Linked issues in Jira are explicit relationships between two issues, expressed as a typed link such as 'blocks,' 'is blocked by,' 'relates to,' 'duplicates,' or 'is cloned by.' Unlike the parent/child sub-task relationship, links are bidirectional, work across projects, and form a graph rather than a tree. Admins can define custom link types under Issue Linking.

The decision hinges on whether the relationship is part-of or related-to:

  • Part-of: a sub-task. The work doesn’t make sense without the parent. The QA sub-task of a story can’t exist without the story.
  • Related-to: a link. The two issues make sense independently but one affects the other. “INFRA-42 blocks PROJ-101” means PROJ-101 can’t be done until INFRA-42 is, but both are real deliverables in their own right.

This distinction matters because sub-tasks are project-locked and limited to one parent. Cross-team dependencies, where the dependency lives in a different project entirely, must be expressed as links.

  • Blocks / is blocked by - dependency tracking. Used heavily in release planning: a release version is ready when nothing in it is blocked by an open issue.
  • Duplicates / is duplicated by - de-duplication on triage. The duplicate gets resolved as Duplicate; the original gets the customer detail.
  • Relates to - weak association.

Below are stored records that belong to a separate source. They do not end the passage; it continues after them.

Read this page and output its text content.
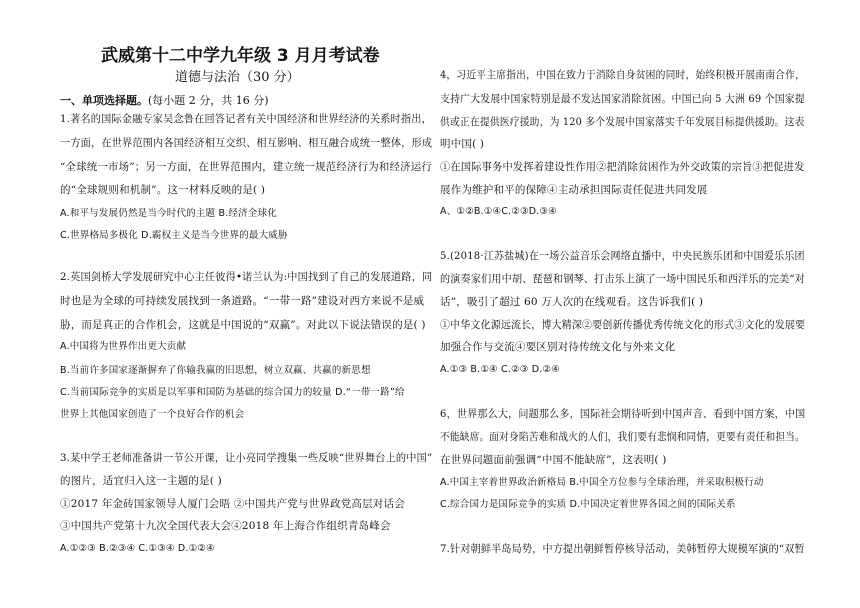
武威第十二中学九年级 3 月月考试卷
道德与法治（30 分）
一、单项选择题。(每小题 2 分，共 16 分)
1.著名的国际金融专家吴念鲁在回答记者有关中国经济和世界经济的关系时指出，
一方面，在世界范围内各国经济相互交织、相互影响、相互融合成统一整体，形成
“全球统一市场”；另一方面，在世界范围内，建立统一规范经济行为和经济运行
的“全球规则和机制”。这一材料反映的是( )
A.和平与发展仍然是当今时代的主题 B.经济全球化
C.世界格局多极化 D.霸权主义是当今世界的最大威胁
2.英国剑桥大学发展研究中心主任彼得•诺兰认为:中国找到了自己的发展道路，同
时也是为全球的可持续发展找到一条道路。“一带一路”建设对西方来说不是威
胁，而是真正的合作机会，这就是中国说的“双赢”。对此以下说法错误的是( )
A.中国将为世界作出更大贡献
B.当前许多国家逐渐摒弃了你输我赢的旧思想，树立双赢、共赢的新思想
C.当前国际竞争的实质是以军事和国防为基础的综合国力的较量 D.“一带一路”给
世界上其他国家创造了一个良好合作的机会
3.某中学王老师准备讲一节公开课，让小亮同学搜集一些反映“世界舞台上的中国”
的图片，适宜归入这一主题的是( )
①2017 年金砖国家领导人厦门会晤 ②中国共产党与世界政党高层对话会
③中国共产党第十九次全国代表大会④2018 年上海合作组织青岛峰会
A.①②③ B.②③④ C.①③④ D.①②④
4，习近平主席指出，中国在致力于消除自身贫困的同时，始终积极开展南南合作，
支持广大发展中国家特别是最不发达国家消除贫困。中国已向 5 大洲 69 个国家提
供或正在提供医疗援助，为 120 多个发展中国家落实千年发展目标提供援助。这表
明中国( )
①在国际事务中发挥着建设性作用②把消除贫困作为外交政策的宗旨③把促进发
展作为维护和平的保障④主动承担国际责任促进共同发展
A、①②B.①④C.②③D.③④
5.(2018·江苏盐城)在一场公益音乐会网络直播中，中央民族乐团和中国爱乐乐团
的演奏家们用中胡、琵琶和钢琴、打击乐上演了一场中国民乐和西洋乐的完美“对
话”，吸引了超过 60 万人次的在线观看。这告诉我们( )
①中华文化源远流长，博大精深②要创新传播优秀传统文化的形式③文化的发展要
加强合作与交流④要区别对待传统文化与外来文化
A.①③ B.①④ C.②③ D.②④
6，世界那么大，问题那么多，国际社会期待听到中国声音、看到中国方案，中国
不能缺席。面对身陷苦难和战火的人们，我们要有悲悯和同情，更要有责任和担当。
在世界问题面前强调“中国不能缺席”，这表明( )
A.中国主宰着世界政治新格局 B.中国全方位参与全球治理，并采取积极行动
C.综合国力是国际竞争的实质 D.中国决定着世界各国之间的国际关系
7.针对朝鲜半岛局势，中方提出朝鲜暂停核导活动，美韩暂停大规模军演的“双暂
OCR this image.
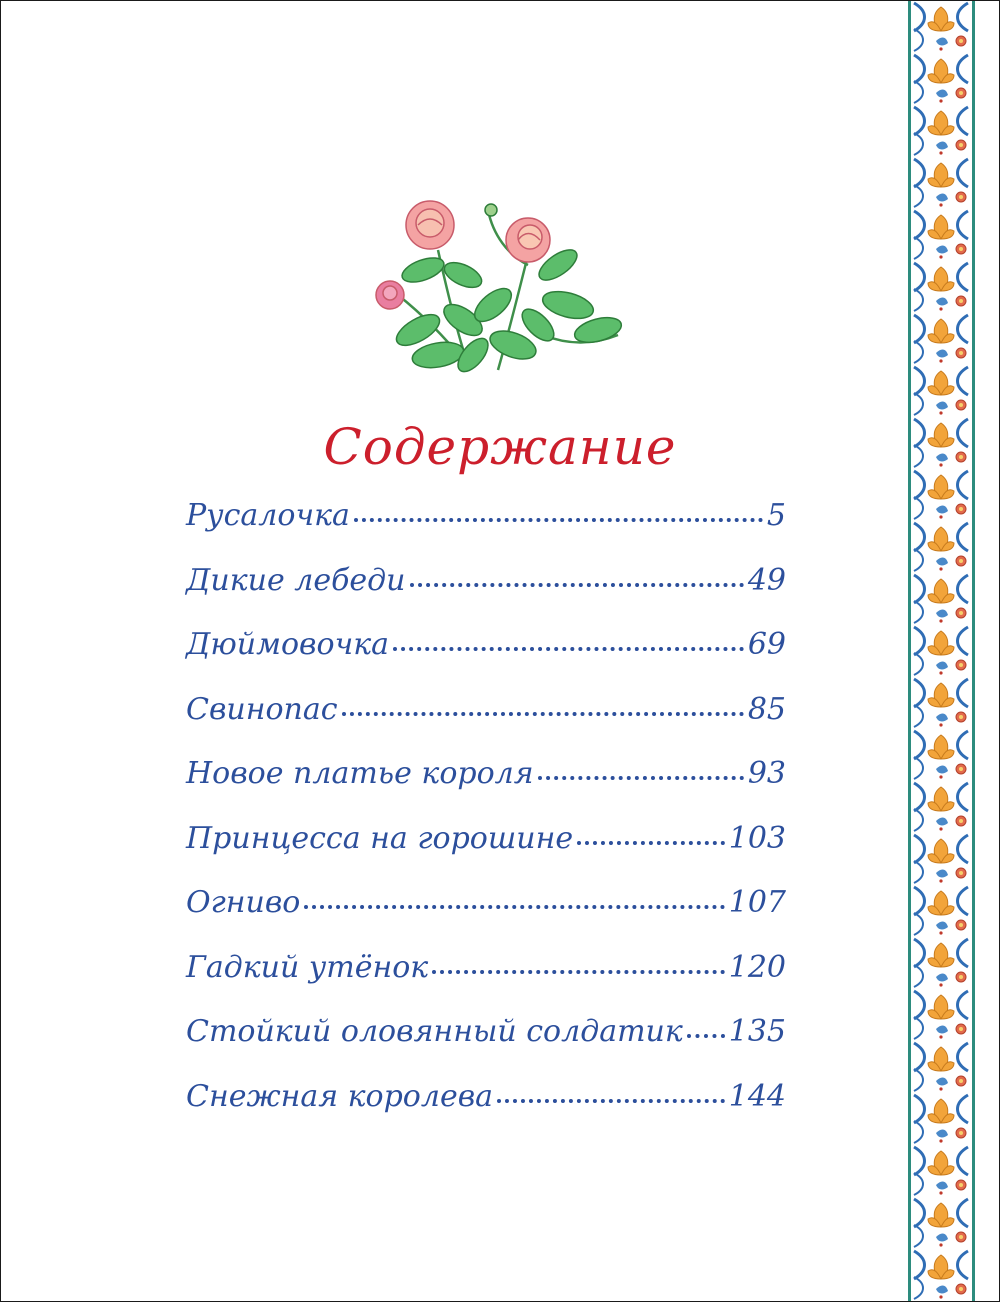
Содержание
Русалочка	5
Дикие лебеди	49
Дюймовочка	69
Свинопас	85
Новое платье короля	93
Принцесса на горошине	103
Огниво	107
Гадкий утёнок	120
Стойкий оловянный солдатик 135
Снежная королева	144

Useful for “if you change this, also look at that,” but easy to overuse.
  • Caused by - incident postmortems link the incident to the change request or release that caused it.
  • Implements (custom) - many teams add this to link engineering work to design specs or RFCs.

linkedIssues() is the JQL function for traversing links one hop. There’s no native multi-hop function, so queries like “everything transitively blocking this release” usually require a Jira app or repeated expansions in a dashboard. Reports that visualise the link graph (e.g. dependency maps in Advanced Roadmaps) do the expansion under the hood.

The “Clone” action on an issue creates a new copy and auto-adds an “is cloned by” / “clones” link between the two. The link is informational - it records provenance but doesn’t keep the two issues in sync. If the clone is meant to inherit attachments and comments too, an admin can configure which fields and content the Clone action copies under Issue Linking settings.

Common questions

What are linked issues in Jira?

Linked issues are explicit relationships between two issues, expressed as a typed link such as 'blocks,' 'is blocked by,' 'relates to,' 'duplicates,' or 'is cloned by.' Unlike the parent/child sub-task relationship, links are bidirectional, work across projects, and form a graph rather than a tree.

What's the difference between linking and sub-tasks?

A sub-task has exactly one parent in the same project. A linked issue can have many relationships to issues in any project. Sub-tasks form a hierarchy; links form a graph. Use sub-tasks for phase decomposition of one deliverable, links for dependencies between deliverables.

What are the default Jira link types?

Out of the box: blocks / is blocked by, clones / is cloned by, duplicates / is duplicated by, relates to (bidirectional), and on Jira Software, causes / is caused by. Admins can add custom link types under Settings -> Issues -> Issue linking.

Can JQL query linked issues?

Yes. `issue in linkedIssues(ABC-1)` returns every issue linked to ABC-1. `issue in linkedIssues(ABC-1, 'blocks')` filters by link type. This is how dashboards built for release readiness or dependency tracking surface blockers - they query the link graph rather than the project tree.